Zhao Ping, deputy director of the department of consumer economics at the Chinese Academy of International Trade and Economic Cooperation, says retail sales growth stood at 13.1 percent in 2013, down from the 14.3 percent growth logged in 2012 and 17.1 percent in 2011.
Jason Yu, general manager of Kantar Worldpanel, a global researcher of shopping habits, says the sales of fast-moving consumer goods rose by 7.4 percent in 2013.
Although the figures seemed positive compared with the sluggish markets of Europe and the United States, they reflect an obvious slowdown from the double-digit growth of previous years, he says.
According to China Media and Market Trends of 2014, research conducted by CTR Market Research, sales growth for fast-moving consumer goods sank to 7 percent from 11 percent in the fourth quarter of last year.
"Such weakened growth has had a major impact on many consumer businesses," Yu says.
The austerity campaign designed to curb consumption of luxury products using public funds greatly affected the sales of high-end products and luxury brands, Yu says.
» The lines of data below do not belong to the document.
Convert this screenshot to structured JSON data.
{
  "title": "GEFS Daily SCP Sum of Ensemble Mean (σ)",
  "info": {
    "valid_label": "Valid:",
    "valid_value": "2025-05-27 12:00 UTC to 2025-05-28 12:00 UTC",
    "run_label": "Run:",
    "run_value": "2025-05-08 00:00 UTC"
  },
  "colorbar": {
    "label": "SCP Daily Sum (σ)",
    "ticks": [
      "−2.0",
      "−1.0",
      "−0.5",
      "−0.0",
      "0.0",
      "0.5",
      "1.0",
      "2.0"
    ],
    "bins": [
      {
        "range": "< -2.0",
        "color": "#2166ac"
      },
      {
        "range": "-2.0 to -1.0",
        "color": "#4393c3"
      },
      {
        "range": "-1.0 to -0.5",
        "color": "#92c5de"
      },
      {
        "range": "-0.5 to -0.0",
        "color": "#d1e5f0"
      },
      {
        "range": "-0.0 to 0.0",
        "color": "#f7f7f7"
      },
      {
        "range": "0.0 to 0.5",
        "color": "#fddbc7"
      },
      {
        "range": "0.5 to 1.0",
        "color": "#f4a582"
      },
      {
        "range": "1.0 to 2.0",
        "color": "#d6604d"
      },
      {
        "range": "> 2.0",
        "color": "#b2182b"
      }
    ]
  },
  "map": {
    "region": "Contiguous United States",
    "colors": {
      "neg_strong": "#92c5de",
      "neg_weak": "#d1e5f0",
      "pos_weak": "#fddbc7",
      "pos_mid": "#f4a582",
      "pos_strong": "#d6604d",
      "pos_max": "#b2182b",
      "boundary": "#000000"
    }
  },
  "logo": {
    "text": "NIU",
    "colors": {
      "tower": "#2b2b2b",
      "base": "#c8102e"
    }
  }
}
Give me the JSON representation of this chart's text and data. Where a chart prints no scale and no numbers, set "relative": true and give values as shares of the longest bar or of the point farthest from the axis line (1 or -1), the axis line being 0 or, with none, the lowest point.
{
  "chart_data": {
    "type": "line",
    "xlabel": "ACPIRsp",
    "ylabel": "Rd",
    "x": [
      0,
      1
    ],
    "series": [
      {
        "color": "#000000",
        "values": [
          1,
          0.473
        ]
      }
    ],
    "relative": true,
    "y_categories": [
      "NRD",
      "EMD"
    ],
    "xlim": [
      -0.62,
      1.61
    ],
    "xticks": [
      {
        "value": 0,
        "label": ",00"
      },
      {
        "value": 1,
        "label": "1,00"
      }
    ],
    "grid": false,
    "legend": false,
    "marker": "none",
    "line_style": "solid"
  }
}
He cited foreign alcohol, wine and tobacco as examples.
"The macroeconomy has more or less curbed the desire to purchase," he says. "Consumers are reluctant to spend."
He observed that the buying of household items from state-owned enterprises or government institutions for employee welfare has also dropped significantly.
Food marketer Nestle and liquor seller Pernod Ricard SA attributed their weak results in part to struggles in emerging economies.
Many European companies had relied on sales in markets such as China, Brazil and Mexico to maintain revenue momentum while developed markets remained sluggish.
"The macro-environment in 2013 was one of soft growth, minimal in the developed world and below recent levels in the emerging markets," Nestle Chief Executive Paul Bulcke says. "2014 will likely be the same."
Nestle, based in Vevey, Switzerland, the world's largest food maker by revenue, said growth in its Asia-Oceania- Africa region, which contains the Chinese market, cooled to 7.4 percent in 2013 from 10.3 percent a year earlier.
Nestle, maker of Kit Kat chocolate bars and Nescafe instant coffee, said its full-year profit fell 2.2 percent to a worse-than-expected $11.16 billion. The company cited Hsu Fu Chi, a confectionery maker in China, as a weak point, because of the slowing down of the country's sweets market.
Spirits manufacturer Pernod Ricard has seen its sales slide over the past year after China's anti-corruption campaign curbed lavish banquets and the practice of gift-giving among officials and executives.